Campaigns that clearly communicate a Promise to the Customer (PTTC) have been found to provide significant advantages in terms of brand health, market share, and long-term sales, according to a recent research titled “Making a Promise to the Customer: How to Give Campaigns a Competitive Edge” by LinkedIn’s The B2B Institute, in partnership with WARC.
Promise to the Customer (PTTC) is a proxy mental model that allows marketers to deploy familiar marketing frameworks in a way that is much more easily understood by the C-suite, other functions within their organisation, and customers.
The research revealed that PTTC campaigns were 48% more likely to show improvements in brand health compared to campaigns that lacked a clear promise. This advantage was consistent across different budget sizes, durations, and number of channels used, making PTTC a valuable strategy for both smaller and larger brands facing budget constraints.
Furthermore, PTTC campaigns were 60% more likely to report increased market share and 17% more likely to achieve higher market penetration. The study also highlighted that PTTC campaigns outperformed non-PTTC campaigns across various levels of the Creative Effectiveness Ladder, with a higher percentage of PTTC campaigns reaching the top levels.
PTTC works both as an upstream organising principle, helping the business interpret what the marketing department is trying to achieve, as well as a downstream impetus to creative communications. Data suggests that PTTC appears to have an edge when it comes to delivering positive impact on brand metrics and sustained commercial impact.
PTTC puts accountability to the customer at its core and delivers against the basic pillars of marketing: Product, Price, Place and Promotion.
Drawing on WARC’s database of B2B and B2C effectiveness case studies, over 2,000 award entrants and winning advertising campaigns from the last five years (2018-2022) were analysed, of which 40% (808) were identified as having made a credible Promise to the Customer.
Roger Martin, CEO advisor, strategist, former Dean of the Rotman School of Management and author of “Playing to Win,” “The Design of Business,” and “A New Way To Think”, said, “In the four decades I have been working on strategy and branding, this PTTC finding is the single most exciting discovery with which I have been involved. It reinforces my long-held belief that B2B and B2C branding are more similar than different. In both domains, the power of a brand is strong, but only takes shape when the entire organization coordinates its efforts to design, make, project, and fulfil a PTTC. PTTC establishes both a compelling imperative and a helpful roadmap for overcoming the often siloed worlds of product, marketing, go-to-market, and customer loyalty. It is now crystal clear that if a company isn’t making a clear PTTC, it is wasting its advertising spending for no reason other than engrained bad habits.”

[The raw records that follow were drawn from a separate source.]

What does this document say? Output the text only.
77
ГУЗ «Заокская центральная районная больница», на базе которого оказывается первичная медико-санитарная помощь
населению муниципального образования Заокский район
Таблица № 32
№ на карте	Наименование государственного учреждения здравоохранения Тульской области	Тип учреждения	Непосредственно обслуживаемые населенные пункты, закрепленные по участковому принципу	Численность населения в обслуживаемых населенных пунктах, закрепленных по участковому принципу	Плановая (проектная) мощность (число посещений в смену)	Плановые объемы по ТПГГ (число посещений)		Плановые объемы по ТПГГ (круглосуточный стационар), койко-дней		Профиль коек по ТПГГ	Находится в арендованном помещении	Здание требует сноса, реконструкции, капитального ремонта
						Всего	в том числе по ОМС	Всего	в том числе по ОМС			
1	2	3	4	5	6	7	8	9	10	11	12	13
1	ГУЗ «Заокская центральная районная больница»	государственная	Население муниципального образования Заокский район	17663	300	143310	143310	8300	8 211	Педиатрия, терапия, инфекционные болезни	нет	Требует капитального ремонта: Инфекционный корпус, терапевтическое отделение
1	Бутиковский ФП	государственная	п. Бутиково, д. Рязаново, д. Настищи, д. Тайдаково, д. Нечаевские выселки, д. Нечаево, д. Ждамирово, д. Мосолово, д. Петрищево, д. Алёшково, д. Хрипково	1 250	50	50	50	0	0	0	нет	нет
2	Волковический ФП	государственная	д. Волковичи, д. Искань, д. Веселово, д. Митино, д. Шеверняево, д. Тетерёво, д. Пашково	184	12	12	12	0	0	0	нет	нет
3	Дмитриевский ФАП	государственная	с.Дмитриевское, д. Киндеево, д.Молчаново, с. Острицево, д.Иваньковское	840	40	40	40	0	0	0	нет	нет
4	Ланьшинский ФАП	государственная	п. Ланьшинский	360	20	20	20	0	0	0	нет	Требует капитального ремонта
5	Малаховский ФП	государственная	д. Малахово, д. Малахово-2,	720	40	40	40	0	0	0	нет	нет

Jann Martin Schwarz, Founder and Head of The B2B Institute at LinkedIn, said, “It’s exciting to see the PTTC mental model validated against such a significant body of research, and to see that ad creative which focuses on understanding “what is the promise this product makes to the customer?” translates into much better campaigns, as well as being easier to understand and operationalize by many parts of a business.”
“The problem with ‘brand’ is that it has become a complicated concept that means many things to many people. The idea of a Promise to the Customer is a big simplification, and means that ‘brand’ can be understood by everyone. The concept of understanding and projecting the right promise captures many of The B2B Institute’s foundational findings that we worked on with the Ehrenberg Bass Institute, such as our work on Category Entry Points and the importance of building mental availability in buying situations.”
Mimi Turner, Head of EMEA at the B2B Institute at LinkedIn, said, “For me, the most interesting finding in this research was what happens with lower-budget campaigns. In marketing, big is usually better. Big brands with big budgets usually have the advantage. But only a few marketers have the luxury of that kind of scale.
“When we applied a Promise to the Customer lens to campaigns with lower budgets, lower duration and fewer distribution channels, we found that making a Promise to the Customer made campaigns much more successful across brand health, market share and long-term sales outcomes than campaigns of the same scale that did not have a Promise to the Customer. That’s something that marketers who are struggling to compete for budget can really use to drive better results.”
David Tiltman, SVP Content, WARC, said, “Over time we’ve realized how important language is to securing buy-in for marketing investment. Terms like ‘brand’ and ‘purpose’ are not always viewed favorably outside the marketing team. That’s why we’re interested in new frameworks that can circumvent these preconceptions.
“PTTC is an exciting idea because it can work both at a corporate level and as a starting point for creative communications. And as we are starting to see in the analysis, this approach can deliver real benefits in terms of brand health and long-term sales impact.”